3. It follows from what has been said that the children of the trustor's daughters, designated by the letters "a," "c" and "d," took a vested interest (subject to the life rights of their mothers), defeasible upon their dying during the lifetime of their respective mothers, since in that event the child of any deceased child of Margaret S. McKissick, Annie P. Blake or Sarah S. Hudgens would "take the part to which his or her parent would have been entitled, if living." *656

As Mrs. McKissick had only one child, in case of his death in her lifetime, his children would take the share he would have been entitled to if living; and in case of his death, before that of his mother, without children or issue of children, then his share would be divided among the surviving classes according to paragraph "f," subject to the life right of Mrs. McKissick.

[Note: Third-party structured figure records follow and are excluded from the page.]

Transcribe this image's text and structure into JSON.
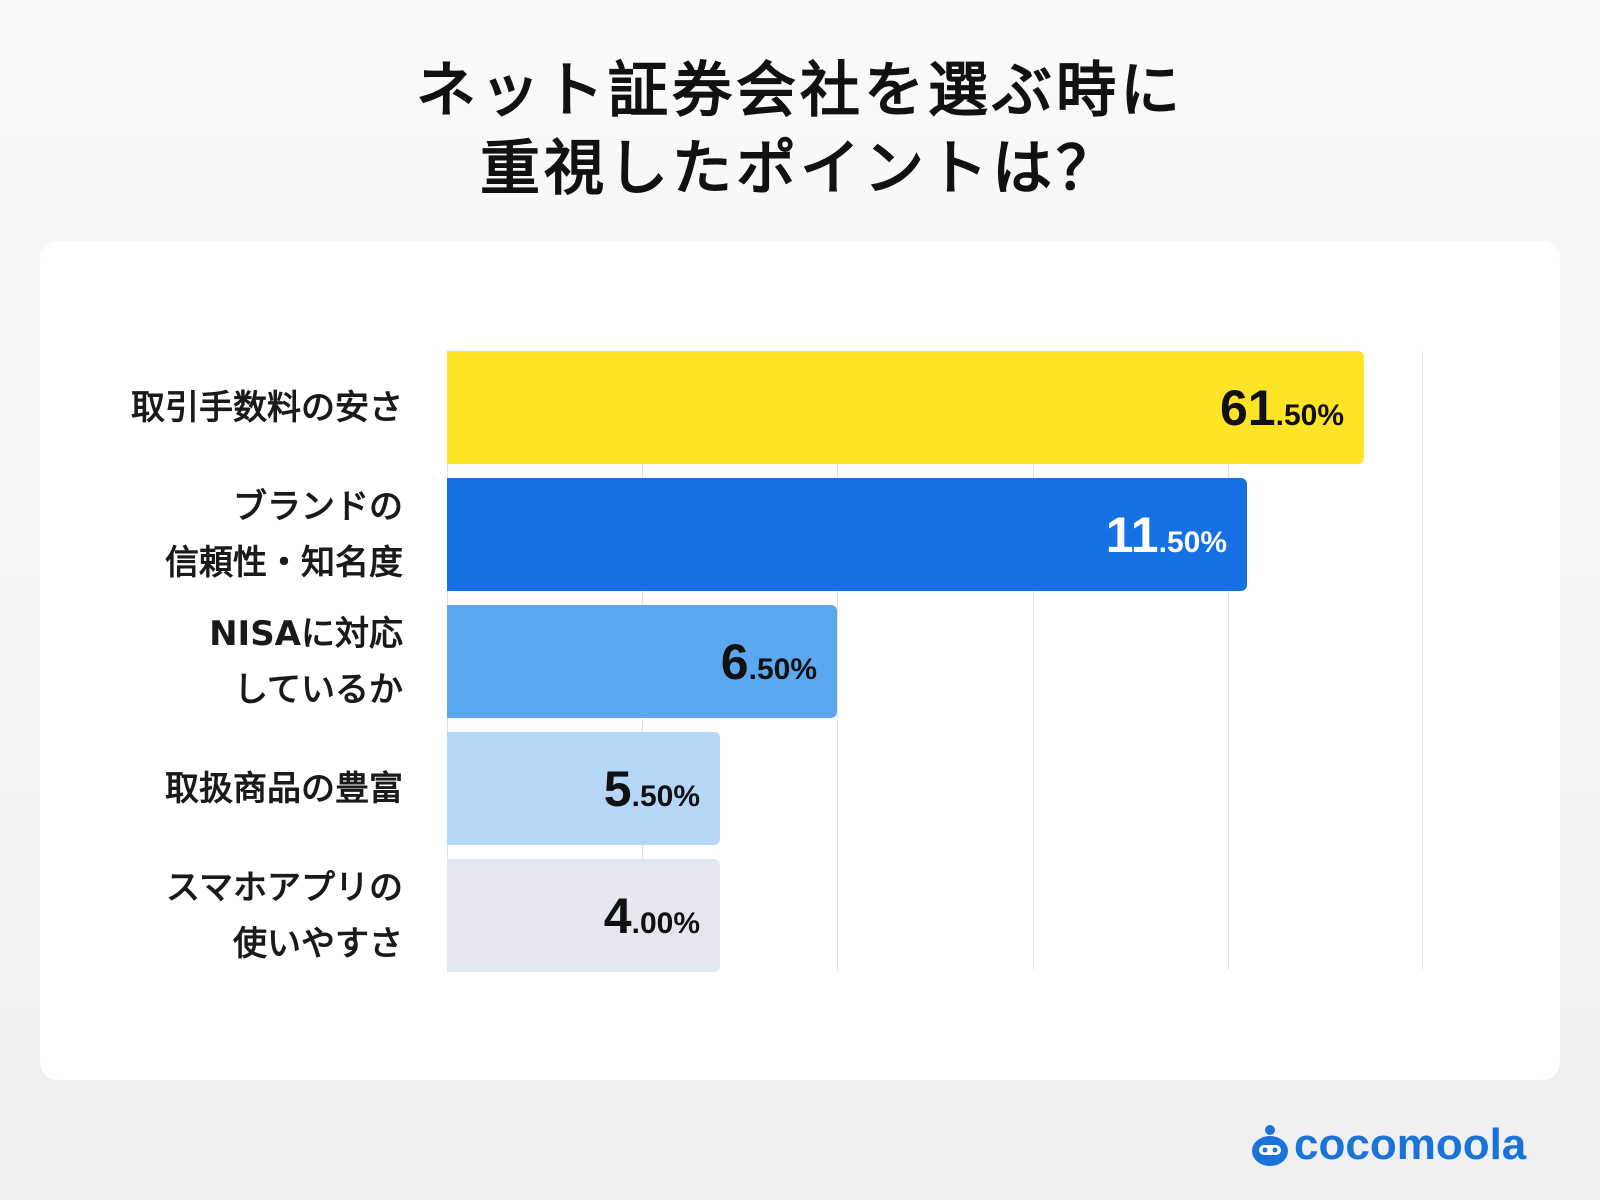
{
  "chart_data": {
    "type": "bar",
    "orientation": "horizontal",
    "title": [
      "ネット証券会社を選ぶ時に",
      "重視したポイントは？"
    ],
    "categories": [
      [
        "取引手数料の安さ"
      ],
      [
        "ブランドの",
        "信頼性・知名度"
      ],
      [
        "NISAに対応",
        "しているか"
      ],
      [
        "取扱商品の豊富"
      ],
      [
        "スマホアプリの",
        "使いやすさ"
      ]
    ],
    "values": [
      61.5,
      11.5,
      6.5,
      5.5,
      4.0
    ],
    "value_labels": [
      [
        "61",
        ".50%"
      ],
      [
        "11",
        ".50%"
      ],
      [
        "6",
        ".50%"
      ],
      [
        "5",
        ".50%"
      ],
      [
        "4",
        ".00%"
      ]
    ],
    "colors": [
      "#FDE426",
      "#1571E3",
      "#5CA8F0",
      "#B5D6F7",
      "#E3E8EF"
    ],
    "grid": true,
    "legend": "none"
  },
  "brand": {
    "name": "cocomoola",
    "color": "#1A73D9"
  }
}
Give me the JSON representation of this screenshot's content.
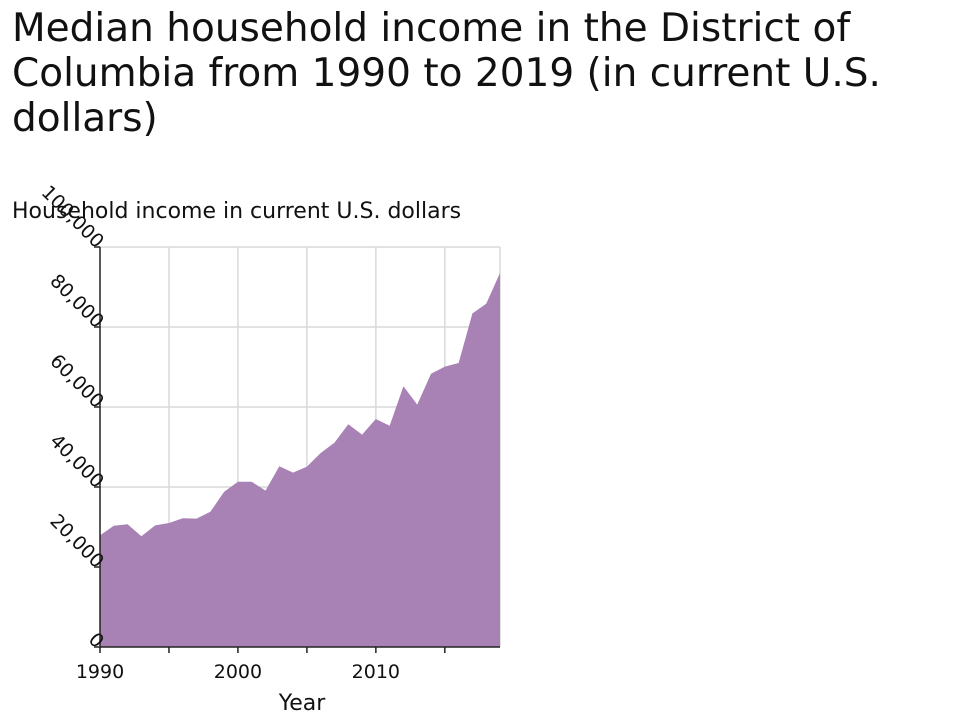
{
  "chart_data": {
    "type": "area",
    "title": "Median household income in the District of Columbia from 1990 to 2019 (in current U.S. dollars)",
    "xlabel": "Year",
    "ylabel": "Household income in current U.S. dollars",
    "xlim": [
      1990,
      2019
    ],
    "ylim": [
      0,
      100000
    ],
    "x_ticks": [
      1990,
      1995,
      2000,
      2005,
      2010,
      2015
    ],
    "x_tick_labels": [
      "1990",
      "",
      "2000",
      "",
      "2010",
      ""
    ],
    "y_ticks": [
      0,
      20000,
      40000,
      60000,
      80000,
      100000
    ],
    "y_tick_labels": [
      "0",
      "20,000",
      "40,000",
      "60,000",
      "80,000",
      "100,000"
    ],
    "grid": true,
    "fill_color": "#a882b5",
    "x": [
      1990,
      1991,
      1992,
      1993,
      1994,
      1995,
      1996,
      1997,
      1998,
      1999,
      2000,
      2001,
      2002,
      2003,
      2004,
      2005,
      2006,
      2007,
      2008,
      2009,
      2010,
      2011,
      2012,
      2013,
      2014,
      2015,
      2016,
      2017,
      2018,
      2019
    ],
    "values": [
      27900,
      30300,
      30700,
      27700,
      30400,
      31000,
      32200,
      32100,
      33800,
      38800,
      41300,
      41300,
      39100,
      45200,
      43600,
      45100,
      48500,
      51100,
      55700,
      53100,
      57000,
      55300,
      65200,
      60600,
      68300,
      70100,
      71000,
      83400,
      85800,
      93500
    ]
  }
}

In the case of the children of Mrs. Blake and Mrs. Hudgens the same rule would be applied as herein applied to the children of James Adger Smyth, subject to the right of these daughters of the trustor to receive the percentage of income designated in the trust indenture and the will during the term of their natural lives.

Except as herein modified the judgment of Judge Alley is in all respects affirmed. The costs of this Court will be paid by the estate.

Modified and affirmed.

SCHENCK, J., took no part in the consideration or decision of this case.